A nostro avviso tuttavia ci sembra improcrastinabile un serio ragionamento sull’orario di lavoro e su un reddito minimo garantito. In Francia addirittura un candidato della Partito Socialista sembra essersi orientato su questa strada.
La riduzione dell’orario di lavoro non è solo un ragionamento improcrastinabile quanto un obiettivo politico da raggiungere nel più breve tempo possibile. Si tratta infatti di un provvedimento che permetterebbe al contempo di ridurre la disoccupazione, ma soprattutto se praticata a parità di salario (altrimenti sarebbe il formato amazon di cui non abbiamo bisogno) corrisponde anche a uno strumento di aggressione a quella quota profitti in costante aumento a detrimento della quota salari. Conviene anche ribadire che l’aumento della quota dei profitti (e delle rendite )sul reddito è causa principale dell’aumento delle diseguaglianze in questi ultimi decenni. Altro punto non meno importante, se da un lato abbiamo bisogno di una riduzione generalizzata dei tempo i lavoro, dall’altro non possiamo però pensare che questa possa essere decisa esclusivamente per legge, dovrebbe infatti essere punto negoziale all’interno dei luoghi di lavoro ristabilendo un principio cardine: la possibilità per i lavoratori di incidere sull’organizzazione stessa del lavoro in cui i tempi sono variabile determinante.

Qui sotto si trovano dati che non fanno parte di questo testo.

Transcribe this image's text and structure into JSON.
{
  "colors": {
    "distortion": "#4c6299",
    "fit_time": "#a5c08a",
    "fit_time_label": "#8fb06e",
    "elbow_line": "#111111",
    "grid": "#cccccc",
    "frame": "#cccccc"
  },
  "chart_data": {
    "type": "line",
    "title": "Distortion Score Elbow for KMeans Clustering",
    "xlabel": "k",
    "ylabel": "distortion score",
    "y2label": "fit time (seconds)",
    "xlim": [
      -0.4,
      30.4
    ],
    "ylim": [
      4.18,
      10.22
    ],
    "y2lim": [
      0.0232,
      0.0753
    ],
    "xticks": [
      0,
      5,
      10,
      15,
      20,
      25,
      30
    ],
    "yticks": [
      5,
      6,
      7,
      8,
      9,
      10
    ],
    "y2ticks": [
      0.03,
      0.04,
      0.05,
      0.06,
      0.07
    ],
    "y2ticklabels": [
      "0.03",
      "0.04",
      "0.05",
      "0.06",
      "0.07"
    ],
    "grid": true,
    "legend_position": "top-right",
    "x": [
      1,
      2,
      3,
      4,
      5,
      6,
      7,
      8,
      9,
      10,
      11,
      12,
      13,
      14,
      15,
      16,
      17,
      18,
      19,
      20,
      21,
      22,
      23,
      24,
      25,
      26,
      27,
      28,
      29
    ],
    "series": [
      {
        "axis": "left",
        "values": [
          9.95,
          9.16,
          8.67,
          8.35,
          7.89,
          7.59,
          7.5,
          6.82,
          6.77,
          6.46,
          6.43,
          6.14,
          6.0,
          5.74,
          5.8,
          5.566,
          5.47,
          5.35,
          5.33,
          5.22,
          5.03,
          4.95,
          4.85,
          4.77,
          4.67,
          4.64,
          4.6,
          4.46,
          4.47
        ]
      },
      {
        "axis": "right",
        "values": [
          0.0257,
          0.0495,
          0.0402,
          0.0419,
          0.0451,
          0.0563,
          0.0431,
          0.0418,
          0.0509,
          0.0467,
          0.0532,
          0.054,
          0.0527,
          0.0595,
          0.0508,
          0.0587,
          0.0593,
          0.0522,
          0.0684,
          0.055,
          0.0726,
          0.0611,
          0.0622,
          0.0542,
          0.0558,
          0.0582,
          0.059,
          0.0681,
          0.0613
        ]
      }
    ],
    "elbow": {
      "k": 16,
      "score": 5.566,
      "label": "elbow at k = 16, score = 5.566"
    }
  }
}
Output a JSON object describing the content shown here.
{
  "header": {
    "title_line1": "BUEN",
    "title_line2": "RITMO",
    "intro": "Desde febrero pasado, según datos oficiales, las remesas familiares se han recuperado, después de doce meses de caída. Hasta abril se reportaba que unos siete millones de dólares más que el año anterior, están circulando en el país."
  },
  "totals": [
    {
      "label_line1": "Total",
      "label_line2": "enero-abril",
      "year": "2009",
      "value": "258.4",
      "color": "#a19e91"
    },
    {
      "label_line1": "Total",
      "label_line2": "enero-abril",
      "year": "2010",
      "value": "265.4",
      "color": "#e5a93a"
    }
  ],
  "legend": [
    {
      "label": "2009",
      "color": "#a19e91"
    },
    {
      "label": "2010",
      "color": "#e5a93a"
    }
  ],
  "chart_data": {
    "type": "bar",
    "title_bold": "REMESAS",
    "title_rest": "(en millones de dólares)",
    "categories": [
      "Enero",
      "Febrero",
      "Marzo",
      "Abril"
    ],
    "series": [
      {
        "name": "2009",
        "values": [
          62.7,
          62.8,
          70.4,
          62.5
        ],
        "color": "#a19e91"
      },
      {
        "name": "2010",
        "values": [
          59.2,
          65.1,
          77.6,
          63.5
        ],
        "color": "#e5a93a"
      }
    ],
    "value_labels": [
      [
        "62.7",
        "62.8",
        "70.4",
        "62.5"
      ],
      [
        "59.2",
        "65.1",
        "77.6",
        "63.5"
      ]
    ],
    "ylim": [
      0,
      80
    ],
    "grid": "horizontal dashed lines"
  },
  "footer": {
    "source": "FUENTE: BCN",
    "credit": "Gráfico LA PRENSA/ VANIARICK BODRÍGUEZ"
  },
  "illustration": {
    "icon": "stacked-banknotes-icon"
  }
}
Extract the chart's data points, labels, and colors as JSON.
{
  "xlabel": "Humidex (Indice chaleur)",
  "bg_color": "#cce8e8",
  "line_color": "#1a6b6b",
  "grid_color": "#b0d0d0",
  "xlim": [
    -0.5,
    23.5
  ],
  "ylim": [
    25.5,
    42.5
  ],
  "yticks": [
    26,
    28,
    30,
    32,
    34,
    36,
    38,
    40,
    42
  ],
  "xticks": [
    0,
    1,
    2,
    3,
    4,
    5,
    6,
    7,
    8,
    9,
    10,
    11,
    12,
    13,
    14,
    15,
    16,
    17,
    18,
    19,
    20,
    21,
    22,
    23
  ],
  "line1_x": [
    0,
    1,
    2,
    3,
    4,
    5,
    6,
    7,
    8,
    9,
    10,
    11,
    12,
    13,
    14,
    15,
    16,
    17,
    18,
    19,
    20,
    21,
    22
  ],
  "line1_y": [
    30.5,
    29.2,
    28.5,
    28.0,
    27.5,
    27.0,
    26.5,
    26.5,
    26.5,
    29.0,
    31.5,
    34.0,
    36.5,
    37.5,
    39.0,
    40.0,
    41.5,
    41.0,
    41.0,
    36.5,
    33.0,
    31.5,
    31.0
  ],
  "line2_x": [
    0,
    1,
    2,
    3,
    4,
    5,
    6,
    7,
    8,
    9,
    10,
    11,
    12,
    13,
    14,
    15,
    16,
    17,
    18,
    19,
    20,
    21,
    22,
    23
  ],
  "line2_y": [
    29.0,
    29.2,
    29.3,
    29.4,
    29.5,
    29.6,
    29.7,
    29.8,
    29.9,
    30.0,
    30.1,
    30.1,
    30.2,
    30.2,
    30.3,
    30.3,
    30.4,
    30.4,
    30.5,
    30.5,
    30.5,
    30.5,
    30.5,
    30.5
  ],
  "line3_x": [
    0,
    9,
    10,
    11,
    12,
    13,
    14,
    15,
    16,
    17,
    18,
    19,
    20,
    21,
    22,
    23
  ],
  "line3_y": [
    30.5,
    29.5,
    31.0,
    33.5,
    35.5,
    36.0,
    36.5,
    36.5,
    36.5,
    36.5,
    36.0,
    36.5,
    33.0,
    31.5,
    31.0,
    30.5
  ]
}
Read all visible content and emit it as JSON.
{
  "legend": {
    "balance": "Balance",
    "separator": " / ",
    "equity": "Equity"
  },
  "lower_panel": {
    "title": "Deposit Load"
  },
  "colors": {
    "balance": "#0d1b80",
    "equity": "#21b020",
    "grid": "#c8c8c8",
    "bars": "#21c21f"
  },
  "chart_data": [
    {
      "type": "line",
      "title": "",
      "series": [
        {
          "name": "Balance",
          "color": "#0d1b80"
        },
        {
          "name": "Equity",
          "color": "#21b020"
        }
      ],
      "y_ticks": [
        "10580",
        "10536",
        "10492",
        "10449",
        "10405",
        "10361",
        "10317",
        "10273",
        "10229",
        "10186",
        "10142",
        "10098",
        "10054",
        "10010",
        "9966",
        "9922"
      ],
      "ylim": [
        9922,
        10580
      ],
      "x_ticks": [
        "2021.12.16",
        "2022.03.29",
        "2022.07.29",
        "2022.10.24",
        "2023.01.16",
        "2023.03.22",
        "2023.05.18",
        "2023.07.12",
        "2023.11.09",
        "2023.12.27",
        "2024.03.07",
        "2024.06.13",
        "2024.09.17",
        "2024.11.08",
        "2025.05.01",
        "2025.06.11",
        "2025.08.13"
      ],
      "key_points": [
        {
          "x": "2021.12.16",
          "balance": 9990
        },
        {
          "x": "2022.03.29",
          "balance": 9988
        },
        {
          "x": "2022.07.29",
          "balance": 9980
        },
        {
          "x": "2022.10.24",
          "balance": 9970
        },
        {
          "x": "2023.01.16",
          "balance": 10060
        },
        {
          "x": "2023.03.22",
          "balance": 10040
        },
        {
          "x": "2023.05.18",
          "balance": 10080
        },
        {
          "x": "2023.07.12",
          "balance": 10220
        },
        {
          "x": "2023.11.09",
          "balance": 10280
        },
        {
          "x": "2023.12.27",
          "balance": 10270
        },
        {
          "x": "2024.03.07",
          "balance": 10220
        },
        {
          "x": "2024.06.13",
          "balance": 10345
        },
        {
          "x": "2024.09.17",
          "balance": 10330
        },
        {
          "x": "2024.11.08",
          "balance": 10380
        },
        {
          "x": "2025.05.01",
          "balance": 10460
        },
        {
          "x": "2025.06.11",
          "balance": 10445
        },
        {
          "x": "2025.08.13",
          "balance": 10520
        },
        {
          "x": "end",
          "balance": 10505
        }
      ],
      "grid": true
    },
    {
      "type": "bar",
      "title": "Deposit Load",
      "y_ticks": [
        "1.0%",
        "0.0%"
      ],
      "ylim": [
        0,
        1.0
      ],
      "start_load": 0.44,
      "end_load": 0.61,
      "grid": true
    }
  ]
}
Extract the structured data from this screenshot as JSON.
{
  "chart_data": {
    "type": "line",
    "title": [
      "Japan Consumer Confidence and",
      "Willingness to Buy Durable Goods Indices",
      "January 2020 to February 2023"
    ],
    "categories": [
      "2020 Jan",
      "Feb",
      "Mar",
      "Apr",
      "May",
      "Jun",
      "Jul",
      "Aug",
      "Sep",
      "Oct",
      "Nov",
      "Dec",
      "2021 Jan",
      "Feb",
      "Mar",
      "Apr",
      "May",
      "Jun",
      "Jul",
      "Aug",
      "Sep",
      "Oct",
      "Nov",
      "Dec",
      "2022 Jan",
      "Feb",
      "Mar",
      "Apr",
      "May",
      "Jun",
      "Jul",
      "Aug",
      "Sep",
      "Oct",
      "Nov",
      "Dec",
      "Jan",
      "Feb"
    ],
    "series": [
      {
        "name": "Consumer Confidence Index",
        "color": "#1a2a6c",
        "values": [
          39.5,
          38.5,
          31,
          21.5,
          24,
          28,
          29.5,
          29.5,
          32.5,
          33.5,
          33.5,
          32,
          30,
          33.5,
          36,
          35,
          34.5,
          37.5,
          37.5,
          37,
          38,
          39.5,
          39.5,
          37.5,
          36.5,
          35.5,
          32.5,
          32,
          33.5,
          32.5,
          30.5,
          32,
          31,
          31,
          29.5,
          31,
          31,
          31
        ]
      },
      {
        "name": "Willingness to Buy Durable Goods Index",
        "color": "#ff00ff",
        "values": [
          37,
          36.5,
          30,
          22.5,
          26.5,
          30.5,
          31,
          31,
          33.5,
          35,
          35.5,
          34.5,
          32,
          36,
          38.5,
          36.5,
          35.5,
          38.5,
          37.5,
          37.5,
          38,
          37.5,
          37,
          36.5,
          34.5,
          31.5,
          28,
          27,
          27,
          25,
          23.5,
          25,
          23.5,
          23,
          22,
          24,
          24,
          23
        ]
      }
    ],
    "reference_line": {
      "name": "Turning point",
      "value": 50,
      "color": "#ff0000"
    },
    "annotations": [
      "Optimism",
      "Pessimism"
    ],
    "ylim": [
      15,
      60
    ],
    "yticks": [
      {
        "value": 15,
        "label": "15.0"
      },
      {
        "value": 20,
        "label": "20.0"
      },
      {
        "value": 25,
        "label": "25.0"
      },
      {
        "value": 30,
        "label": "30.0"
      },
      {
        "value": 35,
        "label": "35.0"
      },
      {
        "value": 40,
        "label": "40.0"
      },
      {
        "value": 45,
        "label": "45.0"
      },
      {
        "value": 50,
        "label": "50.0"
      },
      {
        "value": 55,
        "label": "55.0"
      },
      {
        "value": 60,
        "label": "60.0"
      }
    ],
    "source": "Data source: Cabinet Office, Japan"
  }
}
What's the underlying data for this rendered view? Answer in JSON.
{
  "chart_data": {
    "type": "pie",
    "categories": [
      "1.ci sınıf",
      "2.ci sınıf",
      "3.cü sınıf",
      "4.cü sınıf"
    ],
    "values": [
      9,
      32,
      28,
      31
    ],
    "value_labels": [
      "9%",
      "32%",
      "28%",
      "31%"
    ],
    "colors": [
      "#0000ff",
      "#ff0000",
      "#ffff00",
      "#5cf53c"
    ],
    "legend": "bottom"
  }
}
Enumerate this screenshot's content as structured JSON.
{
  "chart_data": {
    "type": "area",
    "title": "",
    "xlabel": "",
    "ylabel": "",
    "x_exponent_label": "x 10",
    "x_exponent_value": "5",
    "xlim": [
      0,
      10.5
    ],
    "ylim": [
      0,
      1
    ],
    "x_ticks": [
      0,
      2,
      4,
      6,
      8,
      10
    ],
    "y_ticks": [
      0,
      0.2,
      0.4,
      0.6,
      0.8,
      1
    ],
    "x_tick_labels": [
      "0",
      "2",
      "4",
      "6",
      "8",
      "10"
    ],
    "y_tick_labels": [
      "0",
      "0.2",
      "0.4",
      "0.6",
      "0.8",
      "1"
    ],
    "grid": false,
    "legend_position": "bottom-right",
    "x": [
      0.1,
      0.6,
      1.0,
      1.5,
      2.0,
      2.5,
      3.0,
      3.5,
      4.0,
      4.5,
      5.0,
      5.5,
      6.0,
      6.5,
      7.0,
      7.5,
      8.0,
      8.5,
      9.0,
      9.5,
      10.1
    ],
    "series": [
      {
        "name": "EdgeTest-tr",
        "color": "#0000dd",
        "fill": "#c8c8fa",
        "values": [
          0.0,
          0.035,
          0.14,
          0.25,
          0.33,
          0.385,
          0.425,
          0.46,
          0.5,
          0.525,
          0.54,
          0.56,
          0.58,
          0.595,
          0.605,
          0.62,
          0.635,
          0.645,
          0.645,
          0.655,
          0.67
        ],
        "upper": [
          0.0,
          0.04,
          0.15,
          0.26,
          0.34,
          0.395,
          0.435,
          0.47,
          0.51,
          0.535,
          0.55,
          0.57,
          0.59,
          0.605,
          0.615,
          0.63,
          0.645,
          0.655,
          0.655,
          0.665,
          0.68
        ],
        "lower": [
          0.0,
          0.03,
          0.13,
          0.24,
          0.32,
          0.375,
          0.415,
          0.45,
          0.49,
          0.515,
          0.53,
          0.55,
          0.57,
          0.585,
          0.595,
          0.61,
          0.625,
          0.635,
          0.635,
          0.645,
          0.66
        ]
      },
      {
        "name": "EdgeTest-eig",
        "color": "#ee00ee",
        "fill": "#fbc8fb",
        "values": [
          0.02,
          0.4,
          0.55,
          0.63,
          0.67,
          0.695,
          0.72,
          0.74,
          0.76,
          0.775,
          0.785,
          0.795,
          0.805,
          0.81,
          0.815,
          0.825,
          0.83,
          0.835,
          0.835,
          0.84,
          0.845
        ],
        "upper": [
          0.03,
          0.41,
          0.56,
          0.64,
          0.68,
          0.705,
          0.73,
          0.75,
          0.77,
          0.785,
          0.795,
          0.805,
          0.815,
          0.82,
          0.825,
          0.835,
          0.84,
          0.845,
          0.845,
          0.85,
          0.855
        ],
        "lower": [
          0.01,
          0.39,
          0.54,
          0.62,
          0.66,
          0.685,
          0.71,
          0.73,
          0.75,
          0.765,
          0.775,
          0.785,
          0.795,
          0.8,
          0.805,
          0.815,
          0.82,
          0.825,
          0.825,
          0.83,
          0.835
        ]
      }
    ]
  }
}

Quanto al reddito, sicuramente uno strumento di sostegno è indispensabile, ma dobbiamo stare attenti anche di fronte alle recenti proposte come quella di Hamon (o Bill Gates): ridurre il tema della redistribuzione a quello del reddito è non soltanto parziale come prospettiva ma anche miope. In termini generali, in Italia abbiamo bisogno di una rivoluzione del welfare: non solo reddito, ma anche case, scuole ospedali, treni per le periferie e più in generale trasporto pubblico. Senza questi altri pezzi il reddito non fa molto. In secondo luogo credo che il nodo principale sia come teniamo uniti la produzione e il reddito, a chi diamo il diritto di decidere il cosa come e quanto produrre, perché senza il governo di queste decisioni si crea una netta separazione tra chi detiene i mezzi di produzione e decide cosa e come produrre e chi invece consuma (beni e servizi determinati altrove). Credo che non possiamo prescindere da questo pezzo di ragionamento che pone come obiettivo più la distribuzione che la redistribuzione del reddito ecc, in un ottica collettiva e non individuale. Il conflitto non può esaurirsi in ottica redistributiva separandolo dalla direzione politica dei processi (proprietà, controllo e governo delle cose).